I had a strange experience when we came to Poitiers. M. Cousson our estate agent had recommended L’Atelier du levain ( literally “the sourdough workshop”)in nearby Rue Augouard as a particularly good boulangerie, and indeed it was. When we first moved in, I would reguarly buy our bread there, being as polite and smiley as possible in a pathetic attempt to ingratiate myself with the rather severe-looking female proprietor. My efforts seemed to be largely wasted. Every day, she would took my money with a curt, unsmiling “merci”,
Then, one Saturday, as I put out my hand for my change as usual, she suddenly delivered a heartfelt little speech. How she now regret not learning English at school. Her wonderful teacher, M. Durande. What an opportunity! Wasted! Wasted! How stupid she had been!

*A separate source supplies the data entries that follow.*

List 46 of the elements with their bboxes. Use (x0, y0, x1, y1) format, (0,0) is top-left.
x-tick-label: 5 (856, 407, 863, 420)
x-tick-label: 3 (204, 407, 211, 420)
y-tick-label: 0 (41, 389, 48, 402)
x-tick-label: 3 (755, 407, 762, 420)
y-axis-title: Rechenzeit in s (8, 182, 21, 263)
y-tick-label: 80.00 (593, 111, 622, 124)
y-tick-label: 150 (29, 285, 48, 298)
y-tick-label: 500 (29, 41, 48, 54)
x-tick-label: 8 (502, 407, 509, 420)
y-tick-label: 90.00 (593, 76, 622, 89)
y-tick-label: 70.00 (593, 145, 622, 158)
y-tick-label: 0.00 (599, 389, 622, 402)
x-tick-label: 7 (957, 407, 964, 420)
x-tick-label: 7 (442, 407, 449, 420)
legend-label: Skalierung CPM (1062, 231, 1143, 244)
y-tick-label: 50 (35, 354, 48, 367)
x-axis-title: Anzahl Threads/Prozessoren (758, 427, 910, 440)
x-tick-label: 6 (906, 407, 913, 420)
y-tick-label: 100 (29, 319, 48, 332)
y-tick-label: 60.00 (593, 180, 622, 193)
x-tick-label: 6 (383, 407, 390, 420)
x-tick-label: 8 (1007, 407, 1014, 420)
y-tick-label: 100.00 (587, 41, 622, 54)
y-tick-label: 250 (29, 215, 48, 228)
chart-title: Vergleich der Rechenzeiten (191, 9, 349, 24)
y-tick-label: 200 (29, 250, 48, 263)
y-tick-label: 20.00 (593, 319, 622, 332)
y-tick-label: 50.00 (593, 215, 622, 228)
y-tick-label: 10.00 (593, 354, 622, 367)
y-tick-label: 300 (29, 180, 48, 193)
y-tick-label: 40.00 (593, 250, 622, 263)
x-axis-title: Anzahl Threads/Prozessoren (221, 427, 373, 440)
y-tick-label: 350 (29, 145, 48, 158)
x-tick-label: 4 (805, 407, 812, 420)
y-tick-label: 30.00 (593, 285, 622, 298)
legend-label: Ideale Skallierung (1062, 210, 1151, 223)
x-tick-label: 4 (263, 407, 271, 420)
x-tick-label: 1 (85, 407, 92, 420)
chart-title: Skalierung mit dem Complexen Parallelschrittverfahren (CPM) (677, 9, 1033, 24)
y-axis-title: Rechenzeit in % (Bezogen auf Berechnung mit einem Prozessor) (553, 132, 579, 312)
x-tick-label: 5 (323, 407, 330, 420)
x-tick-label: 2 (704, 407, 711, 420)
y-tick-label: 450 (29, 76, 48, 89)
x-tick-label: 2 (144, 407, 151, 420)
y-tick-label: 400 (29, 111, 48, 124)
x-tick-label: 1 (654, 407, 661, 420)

Somewhat alarmed, I mumbled something about it being never too late and got out as quickly as I could. From then on we were on good terms. She always greeted me with a smile and restricted herself to the occasional sigh and “Oh, how I wish I could speak English ”. Something instinctively told me that not to reveal that I was an English teacher. One morning, about a month later, the shop was unexpectedly closed. There was a note of apology in the window saying this was due to family illness and that they would re-open on the following Saturday. On the Saturday there was another note of apology and a promise that they would “définitivement” open the following Tuesday. They didn’t. The shop remained closed and I never saw here again.
Victor Hugo would get a 1000 page novel out of that.
Three interesting things I’ve learnt this week:
In 1871, lawyer Clement Vallandigham accidentally shot himself while demonstrating how a ‘murder victim’ may have accidentally shot himself. His client was found not guilty.
Most sex between giraffes is homosexual: in one study, same-sex male mounting accounted for 94 per cent of all sexual behaviour observed.
The total cost of rescuing a stranded Matt Damon in all of his films (including Saving Private Ryan, Interstellar, and The Martian) is an estimated $900 billion.